Não pode: É vedado o uso de dados pessoais conhecidos como “sensíveis” e que façam distinção de gênero, raça e classe social, como por exemplo, a região em que você mora. Contudo, há uma grande zona cinzenta, pois as empresas avaliadoras de crédito buscam informações indiretas sobre os consumidores para enquadrá-los em um perfil sócio-econômico específico, o que pode gerar critérios distorcidos que prejudiquem os que forem enquadrados em “grupos de risco”.
6) Por que estar no novo cadastro positivo não é necessariamente bom?
Ao entrar no cadastro positivo, você passará a ser avaliado por essas instituições de diversas formas, e mesmo estando em dia com suas contas, poderá ser mal avaliado pelos operadores de crédito, podendo inclusive ter empréstimos negados - ou aceito com juros muito elevados - por ter uma pontuação baixa dada por esses operadores de crédito. Além disso, estar no cadastro positivo significa dar o seu aval para essas empresas buscarem todo tipo de informação sobre sua vida.
7) Atrasos em contas comuns podem reduzir minha pontuação?
Sim, atrasos em contas de luz, água, internet e telefonia levarão sua pontuação para baixo, fazendo com que você passa ser considerado um mau pagador.

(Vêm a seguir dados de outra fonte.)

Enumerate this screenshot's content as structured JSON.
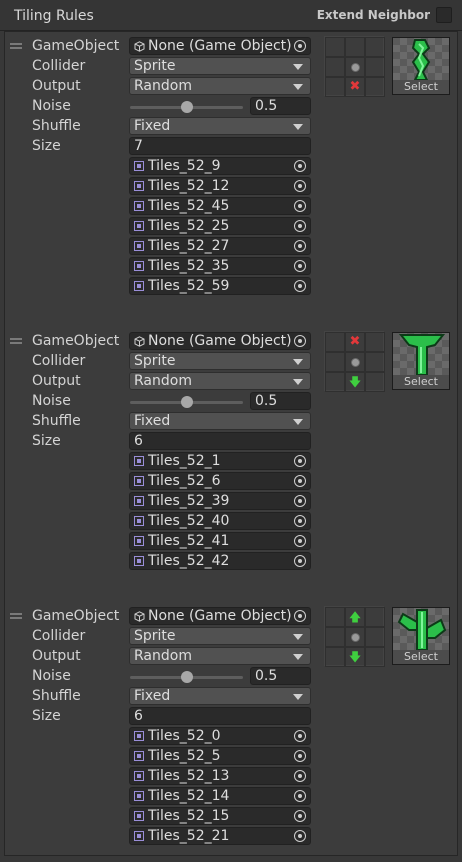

Mesmo que a cobrança pelos fornecedores dos serviços seja indevida, a débito será informado às empresas avaliadoras de crédito.
8) Posso não entrar no cadastro positivo?
A nova lei determina que o ingresso no cadastro positivo é automático, mas dá ao consumidor o direito de solicitar a retirada e/ou inclusão de seu nome a qualquer tempo. O cancelamento e a reabertura de cadastro somente serão processados mediante solicitação gratuita do cadastrado ao gestor, por meio telefônico, físico e eletrônico, e a solicitação deve ser processada em até 2 dias.
9) Se eu optar por retirar neu nome do cadastro, eu posso sofrer represálias ou ter crédito negado por isso?
Não, mas é preciso ficar atento. Você não poderá sofrer represálias por não querer compartilhar os seus dados no cadastro positivo, sobretudo se não possuir interesse em obter crédito e empréstimos no mercado, e também, para se proteger de publicidade e oferta de crédito. A proteção de sua privacidade não pode gerar qualquer tipo de discriminação. Se isso ocorrer, recorra ao Procon e registre sua reclamação na Ouvidoria do Banco Central.
10) Posso ter acesso aos meus dados?
Sim. O consumidor possui o chamado direito à explicação, que é o direito de saber quais dados foram utilizados e como os mesmos foram manejados. As empresas de avaliação de crédito possuem 10 dias para atender de forma gratuita aos pedidos de explicação dos consumidores, incluindo as informações sobre ele existentes no banco de dados, inclusive seu histórico e sua nota ou pontuação de crédito. A solicitação pode ser realizada por meio telefônico ou eletrônico, e as instituições devem oferecer formas simplificadas para que o consumidor possa fazer essa solicitação.
11) Posso solicitar a revisão dessas informações?
Sim, caso julgue que as informações estão incorretas ou que foram utilizadas de forma a prejudicá-lo, você pode solicitar a impugnação, ou seja, refutar qualquer informação sobre você que esteja erroneamente anotada em banco de dados e ter, em até 10 dias sua correção ou seu cancelamento em todos os bancos de dados que compartilharam essa informação.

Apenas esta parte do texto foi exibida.